En France et en Europe, la part de marché du diesel s'est effondrée en un temps record. Et la chute n'est pas terminée ! Une question nous vient donc à l'esprit : le diesel est-il vraiment voué à quasiment disparaître de l'offre des constructeurs ou peut-il se relancer une fois la tempête passée ?
Voilà des mois que l'avenir du diesel est un sujet qui agite la planète automobile. Image écornée par les scandales, restrictions de circulation dans les zones urbaines, clients qui ont pris conscience d'une difficulté à rentabiliser le surcoût à l'achat : pas besoin de boule de cristal pour savoir que le futur de ce type de motorisation est sombre. Le déclin est déjà bien amorcé, avec une part de marché du diesel qui a fondu en quelques années.

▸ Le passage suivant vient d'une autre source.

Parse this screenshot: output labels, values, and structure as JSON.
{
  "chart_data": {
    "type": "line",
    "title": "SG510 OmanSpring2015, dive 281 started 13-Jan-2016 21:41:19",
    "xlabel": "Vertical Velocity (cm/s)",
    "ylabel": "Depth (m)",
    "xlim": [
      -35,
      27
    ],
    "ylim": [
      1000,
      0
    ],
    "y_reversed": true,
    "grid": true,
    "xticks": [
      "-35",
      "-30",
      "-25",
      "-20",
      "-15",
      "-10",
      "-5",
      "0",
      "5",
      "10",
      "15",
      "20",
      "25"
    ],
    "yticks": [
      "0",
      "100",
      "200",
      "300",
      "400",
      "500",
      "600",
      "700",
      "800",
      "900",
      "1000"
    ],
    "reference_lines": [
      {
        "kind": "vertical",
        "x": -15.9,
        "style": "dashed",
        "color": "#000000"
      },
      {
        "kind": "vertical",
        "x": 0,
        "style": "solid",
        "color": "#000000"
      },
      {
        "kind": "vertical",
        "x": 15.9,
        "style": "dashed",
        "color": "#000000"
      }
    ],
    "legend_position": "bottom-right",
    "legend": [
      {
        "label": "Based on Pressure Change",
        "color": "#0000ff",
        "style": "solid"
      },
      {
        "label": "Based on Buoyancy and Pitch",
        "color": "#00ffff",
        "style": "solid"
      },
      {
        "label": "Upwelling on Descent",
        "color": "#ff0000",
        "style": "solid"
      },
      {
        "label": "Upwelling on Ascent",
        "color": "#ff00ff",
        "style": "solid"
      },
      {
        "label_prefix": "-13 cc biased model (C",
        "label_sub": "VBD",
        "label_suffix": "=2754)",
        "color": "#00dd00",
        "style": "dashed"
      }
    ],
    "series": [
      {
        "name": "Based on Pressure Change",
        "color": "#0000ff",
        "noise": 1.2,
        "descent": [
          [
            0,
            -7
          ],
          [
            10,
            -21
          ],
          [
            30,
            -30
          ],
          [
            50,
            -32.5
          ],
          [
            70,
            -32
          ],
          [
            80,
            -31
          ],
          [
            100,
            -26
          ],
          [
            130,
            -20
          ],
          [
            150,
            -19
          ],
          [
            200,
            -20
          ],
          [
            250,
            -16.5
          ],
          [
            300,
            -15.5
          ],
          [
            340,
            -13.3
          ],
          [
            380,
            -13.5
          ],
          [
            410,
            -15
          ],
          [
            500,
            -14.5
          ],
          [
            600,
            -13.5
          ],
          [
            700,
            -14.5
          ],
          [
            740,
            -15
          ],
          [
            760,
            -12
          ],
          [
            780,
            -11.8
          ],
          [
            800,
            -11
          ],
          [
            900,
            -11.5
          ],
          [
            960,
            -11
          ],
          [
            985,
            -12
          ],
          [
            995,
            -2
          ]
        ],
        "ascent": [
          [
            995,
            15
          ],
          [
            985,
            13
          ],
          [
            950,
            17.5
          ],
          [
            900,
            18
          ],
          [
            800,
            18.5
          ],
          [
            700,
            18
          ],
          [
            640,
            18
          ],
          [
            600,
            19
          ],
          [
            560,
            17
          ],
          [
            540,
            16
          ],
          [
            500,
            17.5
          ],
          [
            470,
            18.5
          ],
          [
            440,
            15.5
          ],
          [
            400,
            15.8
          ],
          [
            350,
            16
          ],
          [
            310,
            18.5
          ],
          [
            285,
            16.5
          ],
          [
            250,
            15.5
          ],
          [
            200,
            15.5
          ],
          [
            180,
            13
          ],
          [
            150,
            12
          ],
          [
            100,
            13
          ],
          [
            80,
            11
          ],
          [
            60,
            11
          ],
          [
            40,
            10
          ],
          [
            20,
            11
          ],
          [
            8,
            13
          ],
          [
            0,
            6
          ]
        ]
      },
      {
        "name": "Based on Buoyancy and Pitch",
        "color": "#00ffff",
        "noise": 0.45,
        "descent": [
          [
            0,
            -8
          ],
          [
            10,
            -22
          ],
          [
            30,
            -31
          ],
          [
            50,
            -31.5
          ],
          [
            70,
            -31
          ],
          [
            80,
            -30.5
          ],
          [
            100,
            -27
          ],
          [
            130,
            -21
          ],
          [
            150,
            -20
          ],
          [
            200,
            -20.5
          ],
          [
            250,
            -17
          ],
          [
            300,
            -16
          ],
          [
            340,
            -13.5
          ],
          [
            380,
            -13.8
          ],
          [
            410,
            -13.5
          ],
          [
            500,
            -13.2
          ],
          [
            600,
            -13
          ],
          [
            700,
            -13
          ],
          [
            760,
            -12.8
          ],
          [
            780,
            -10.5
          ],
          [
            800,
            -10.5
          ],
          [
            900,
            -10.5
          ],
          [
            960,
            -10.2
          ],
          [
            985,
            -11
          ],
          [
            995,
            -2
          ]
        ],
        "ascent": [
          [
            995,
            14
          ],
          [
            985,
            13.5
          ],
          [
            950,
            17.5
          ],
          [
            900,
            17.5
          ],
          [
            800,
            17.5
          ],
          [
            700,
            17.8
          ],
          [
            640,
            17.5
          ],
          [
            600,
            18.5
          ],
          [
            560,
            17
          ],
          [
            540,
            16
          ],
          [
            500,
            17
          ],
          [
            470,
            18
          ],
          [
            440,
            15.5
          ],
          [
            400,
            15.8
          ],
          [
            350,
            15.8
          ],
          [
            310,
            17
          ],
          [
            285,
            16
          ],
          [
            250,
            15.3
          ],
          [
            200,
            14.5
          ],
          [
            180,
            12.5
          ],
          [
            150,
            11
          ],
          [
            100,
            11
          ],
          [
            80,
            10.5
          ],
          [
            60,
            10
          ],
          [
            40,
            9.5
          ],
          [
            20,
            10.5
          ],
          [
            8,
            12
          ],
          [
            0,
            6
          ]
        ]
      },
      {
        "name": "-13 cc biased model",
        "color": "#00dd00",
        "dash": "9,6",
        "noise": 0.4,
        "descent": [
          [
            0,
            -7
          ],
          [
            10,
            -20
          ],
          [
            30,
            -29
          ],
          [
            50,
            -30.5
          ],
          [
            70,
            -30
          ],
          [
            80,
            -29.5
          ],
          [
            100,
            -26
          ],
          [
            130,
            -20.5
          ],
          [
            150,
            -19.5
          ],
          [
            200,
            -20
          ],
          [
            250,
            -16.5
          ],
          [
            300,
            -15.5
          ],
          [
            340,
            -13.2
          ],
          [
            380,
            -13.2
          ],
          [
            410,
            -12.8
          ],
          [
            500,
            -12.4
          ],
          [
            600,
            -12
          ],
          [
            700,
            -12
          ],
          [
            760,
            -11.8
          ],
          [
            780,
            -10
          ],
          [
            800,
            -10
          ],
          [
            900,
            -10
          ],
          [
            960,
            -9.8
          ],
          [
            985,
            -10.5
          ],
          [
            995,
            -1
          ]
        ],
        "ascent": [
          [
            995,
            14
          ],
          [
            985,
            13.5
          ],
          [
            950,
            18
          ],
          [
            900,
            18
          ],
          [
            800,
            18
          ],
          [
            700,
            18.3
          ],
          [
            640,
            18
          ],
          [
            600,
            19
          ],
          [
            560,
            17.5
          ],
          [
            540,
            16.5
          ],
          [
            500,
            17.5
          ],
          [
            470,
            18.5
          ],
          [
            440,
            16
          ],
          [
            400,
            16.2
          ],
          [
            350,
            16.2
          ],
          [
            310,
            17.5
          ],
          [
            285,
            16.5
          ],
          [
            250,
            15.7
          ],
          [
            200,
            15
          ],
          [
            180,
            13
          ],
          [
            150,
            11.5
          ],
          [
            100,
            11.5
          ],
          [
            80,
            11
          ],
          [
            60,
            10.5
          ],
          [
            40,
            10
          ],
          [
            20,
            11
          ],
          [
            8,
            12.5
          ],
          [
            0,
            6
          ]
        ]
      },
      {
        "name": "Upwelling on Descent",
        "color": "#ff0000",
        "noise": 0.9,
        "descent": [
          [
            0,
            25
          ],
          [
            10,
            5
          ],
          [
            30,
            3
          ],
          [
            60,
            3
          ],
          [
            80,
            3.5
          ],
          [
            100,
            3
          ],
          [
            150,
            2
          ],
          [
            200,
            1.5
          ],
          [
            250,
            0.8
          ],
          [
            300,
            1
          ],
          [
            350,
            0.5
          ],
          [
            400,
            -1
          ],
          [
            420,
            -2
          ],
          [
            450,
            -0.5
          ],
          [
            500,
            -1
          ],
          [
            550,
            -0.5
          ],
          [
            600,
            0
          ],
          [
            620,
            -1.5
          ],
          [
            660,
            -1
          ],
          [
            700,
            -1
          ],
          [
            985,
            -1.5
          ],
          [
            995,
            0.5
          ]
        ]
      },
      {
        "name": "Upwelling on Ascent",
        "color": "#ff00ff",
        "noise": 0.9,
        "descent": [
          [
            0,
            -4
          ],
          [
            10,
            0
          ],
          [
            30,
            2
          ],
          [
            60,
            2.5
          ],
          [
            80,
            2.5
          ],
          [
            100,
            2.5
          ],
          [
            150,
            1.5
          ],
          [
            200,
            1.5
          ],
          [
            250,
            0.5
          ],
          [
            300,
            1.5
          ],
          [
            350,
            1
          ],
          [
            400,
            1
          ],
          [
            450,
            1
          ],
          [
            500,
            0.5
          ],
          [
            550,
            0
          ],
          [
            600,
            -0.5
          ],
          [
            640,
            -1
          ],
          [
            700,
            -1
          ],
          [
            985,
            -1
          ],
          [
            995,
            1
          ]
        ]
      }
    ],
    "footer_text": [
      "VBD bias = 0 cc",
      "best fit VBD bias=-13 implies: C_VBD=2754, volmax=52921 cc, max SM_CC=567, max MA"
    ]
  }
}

En France, un tournant plus que symbolique est en train d'avoir lieu et semble sonner le glas pour le diesel. Désormais, dans des stations aux quatre coins du pays, le gazole est plus cher que l'essence ! Un croisement des courbes des prix qui devrait perdurer et se répandre très rapidement, car le litre gazole sera augmenté au 1er janvier de 6,9 centimes de taxes, contre 3,5 centimes pour l'essence. Le diesel semble déjà condamné. Il est vrai qu'à présent, à part les très gros rouleurs, on se demande qui peut en avoir besoin.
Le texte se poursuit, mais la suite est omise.